Applications for rolled products and extrusions are found in architecture, in architecture, construction, automotive, marine, transport, mining, packaging, electrical, foil applications, military, aerospace, aircraft, chemical plant, consumer durables, art and sports. The applications of aluminium are far too numerous to be detailed and bear testimony to the versatility, formability, weldability and corrosion resistance of aluminium.
The solar energy market is a major opportunity for extruded profiles for use in the construction of photovoltaic farms – where extrusions are used in both the panels and the structural support frames. With South Africa’s major commitment to alternative energy this market is set to remain robust for a number of years and is being supported by local procurement
The Service Sector includes Surface Finishing, distribution and testing and engineering services. Surface Finishing performed by AFSA members include anodising, powder coating and coil coating.
The Export Market
The South African aluminium industry has a well-developed export market for aluminium ingots rolled products and forgings, castings and finished products. This has entailed building marketing networks, and achieving internationally recognised quality standards and price competitiveness.

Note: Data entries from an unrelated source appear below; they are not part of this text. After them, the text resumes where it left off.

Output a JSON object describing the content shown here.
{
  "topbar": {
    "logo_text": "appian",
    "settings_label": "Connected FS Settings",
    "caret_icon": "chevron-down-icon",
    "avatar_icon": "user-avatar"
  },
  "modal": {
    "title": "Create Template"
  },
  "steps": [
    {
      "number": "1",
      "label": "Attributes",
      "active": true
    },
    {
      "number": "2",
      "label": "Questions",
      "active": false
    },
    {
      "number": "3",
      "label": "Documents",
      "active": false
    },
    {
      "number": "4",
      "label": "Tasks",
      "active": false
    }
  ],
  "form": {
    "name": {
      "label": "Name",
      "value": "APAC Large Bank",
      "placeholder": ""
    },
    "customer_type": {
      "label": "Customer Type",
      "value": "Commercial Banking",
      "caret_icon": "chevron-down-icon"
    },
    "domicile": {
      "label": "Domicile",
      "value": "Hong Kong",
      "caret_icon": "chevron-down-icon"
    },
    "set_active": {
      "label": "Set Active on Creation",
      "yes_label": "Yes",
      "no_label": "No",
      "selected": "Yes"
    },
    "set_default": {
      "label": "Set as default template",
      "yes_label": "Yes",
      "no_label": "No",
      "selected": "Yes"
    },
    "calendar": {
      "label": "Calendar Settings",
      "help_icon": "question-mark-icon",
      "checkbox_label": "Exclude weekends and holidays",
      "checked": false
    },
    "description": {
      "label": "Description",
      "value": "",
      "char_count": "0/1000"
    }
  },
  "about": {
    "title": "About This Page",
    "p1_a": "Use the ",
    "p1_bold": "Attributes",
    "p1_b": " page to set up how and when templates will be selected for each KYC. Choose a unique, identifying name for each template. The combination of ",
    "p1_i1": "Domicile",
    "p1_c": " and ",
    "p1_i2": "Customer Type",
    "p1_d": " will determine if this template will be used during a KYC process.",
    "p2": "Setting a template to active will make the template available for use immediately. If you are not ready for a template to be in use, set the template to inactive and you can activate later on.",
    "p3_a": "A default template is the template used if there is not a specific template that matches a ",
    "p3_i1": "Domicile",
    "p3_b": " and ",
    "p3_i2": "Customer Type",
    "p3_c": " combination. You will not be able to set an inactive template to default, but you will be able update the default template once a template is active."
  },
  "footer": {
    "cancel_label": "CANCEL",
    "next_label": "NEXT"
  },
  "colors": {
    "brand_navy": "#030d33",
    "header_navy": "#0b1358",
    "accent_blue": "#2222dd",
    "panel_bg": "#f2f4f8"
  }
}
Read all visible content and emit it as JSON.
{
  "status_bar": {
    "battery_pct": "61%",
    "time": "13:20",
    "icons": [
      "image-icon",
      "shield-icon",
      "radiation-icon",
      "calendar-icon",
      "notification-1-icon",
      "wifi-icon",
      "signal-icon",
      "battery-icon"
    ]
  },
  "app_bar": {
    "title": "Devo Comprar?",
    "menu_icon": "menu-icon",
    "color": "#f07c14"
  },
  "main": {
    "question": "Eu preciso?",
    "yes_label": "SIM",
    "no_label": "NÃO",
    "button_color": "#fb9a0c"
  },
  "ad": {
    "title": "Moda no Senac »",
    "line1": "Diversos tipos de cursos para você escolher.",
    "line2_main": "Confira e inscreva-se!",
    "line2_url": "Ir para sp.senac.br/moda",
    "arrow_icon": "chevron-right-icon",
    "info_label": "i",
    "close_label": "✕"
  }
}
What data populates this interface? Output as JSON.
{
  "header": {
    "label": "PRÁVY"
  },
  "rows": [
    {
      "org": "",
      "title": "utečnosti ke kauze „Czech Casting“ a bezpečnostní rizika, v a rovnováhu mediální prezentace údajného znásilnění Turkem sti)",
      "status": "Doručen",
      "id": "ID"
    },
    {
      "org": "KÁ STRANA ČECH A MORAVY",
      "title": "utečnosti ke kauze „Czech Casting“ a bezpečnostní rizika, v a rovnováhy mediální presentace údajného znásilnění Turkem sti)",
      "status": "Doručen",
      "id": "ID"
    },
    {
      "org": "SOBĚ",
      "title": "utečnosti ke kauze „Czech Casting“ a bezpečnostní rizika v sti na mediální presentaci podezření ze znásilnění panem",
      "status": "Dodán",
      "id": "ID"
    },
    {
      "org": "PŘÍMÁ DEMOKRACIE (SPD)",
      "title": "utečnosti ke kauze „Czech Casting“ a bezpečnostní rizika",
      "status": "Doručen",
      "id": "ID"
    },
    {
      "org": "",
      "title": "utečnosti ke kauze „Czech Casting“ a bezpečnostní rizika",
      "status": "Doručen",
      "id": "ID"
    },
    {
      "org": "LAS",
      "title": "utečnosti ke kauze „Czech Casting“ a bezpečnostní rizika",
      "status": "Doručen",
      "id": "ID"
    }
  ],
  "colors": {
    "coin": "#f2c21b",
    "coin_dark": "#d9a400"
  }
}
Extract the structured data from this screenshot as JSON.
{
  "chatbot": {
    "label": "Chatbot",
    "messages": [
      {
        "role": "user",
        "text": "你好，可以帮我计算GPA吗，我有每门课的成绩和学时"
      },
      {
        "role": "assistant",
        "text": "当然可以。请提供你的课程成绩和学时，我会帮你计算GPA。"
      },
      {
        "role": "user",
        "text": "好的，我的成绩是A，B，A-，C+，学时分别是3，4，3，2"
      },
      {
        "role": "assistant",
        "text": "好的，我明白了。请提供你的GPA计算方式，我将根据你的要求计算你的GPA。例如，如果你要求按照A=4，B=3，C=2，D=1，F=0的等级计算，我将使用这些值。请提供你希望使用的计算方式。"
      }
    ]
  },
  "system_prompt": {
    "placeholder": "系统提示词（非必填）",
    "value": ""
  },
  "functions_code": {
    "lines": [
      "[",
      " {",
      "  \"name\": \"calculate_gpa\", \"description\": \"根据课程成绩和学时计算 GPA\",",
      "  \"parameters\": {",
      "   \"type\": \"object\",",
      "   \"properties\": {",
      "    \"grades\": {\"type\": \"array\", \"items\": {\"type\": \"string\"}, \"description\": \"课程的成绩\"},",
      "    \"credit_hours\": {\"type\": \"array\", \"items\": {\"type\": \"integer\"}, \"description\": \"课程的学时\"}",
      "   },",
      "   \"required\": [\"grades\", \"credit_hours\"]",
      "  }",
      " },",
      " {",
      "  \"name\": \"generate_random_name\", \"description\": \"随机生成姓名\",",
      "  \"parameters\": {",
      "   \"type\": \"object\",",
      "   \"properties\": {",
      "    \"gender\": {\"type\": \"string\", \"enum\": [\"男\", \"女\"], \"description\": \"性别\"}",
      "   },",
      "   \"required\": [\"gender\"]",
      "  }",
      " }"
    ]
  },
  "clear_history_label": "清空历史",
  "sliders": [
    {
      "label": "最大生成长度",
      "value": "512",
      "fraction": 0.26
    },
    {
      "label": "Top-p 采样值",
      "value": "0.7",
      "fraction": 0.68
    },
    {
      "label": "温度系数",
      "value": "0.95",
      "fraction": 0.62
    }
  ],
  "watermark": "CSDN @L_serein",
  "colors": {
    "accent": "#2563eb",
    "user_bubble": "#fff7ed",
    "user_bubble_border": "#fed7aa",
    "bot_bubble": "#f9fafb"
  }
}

The industry has focused on its competitiveness, cost control, investment in plant and equipment and innovation. As such it is well positioned to benefit from the forecast growth in demand for aluminium rich products both locally and internationally. Two major studies of the industry and its growth potential were undertaken in 2016. “A doubling in demand for aluminium and a doubling of direct employers is possible if a number of key issues identified are addressed. We are pleased to feature activities undertaken by the industry that include investment in both plant and equipment, but very importantly in training and development of human capital. Transformation is vital for the long term sustainability of the industry. Again the industry proactively introduced programs to support entrepreneurs interested in entering the aluminium value chain.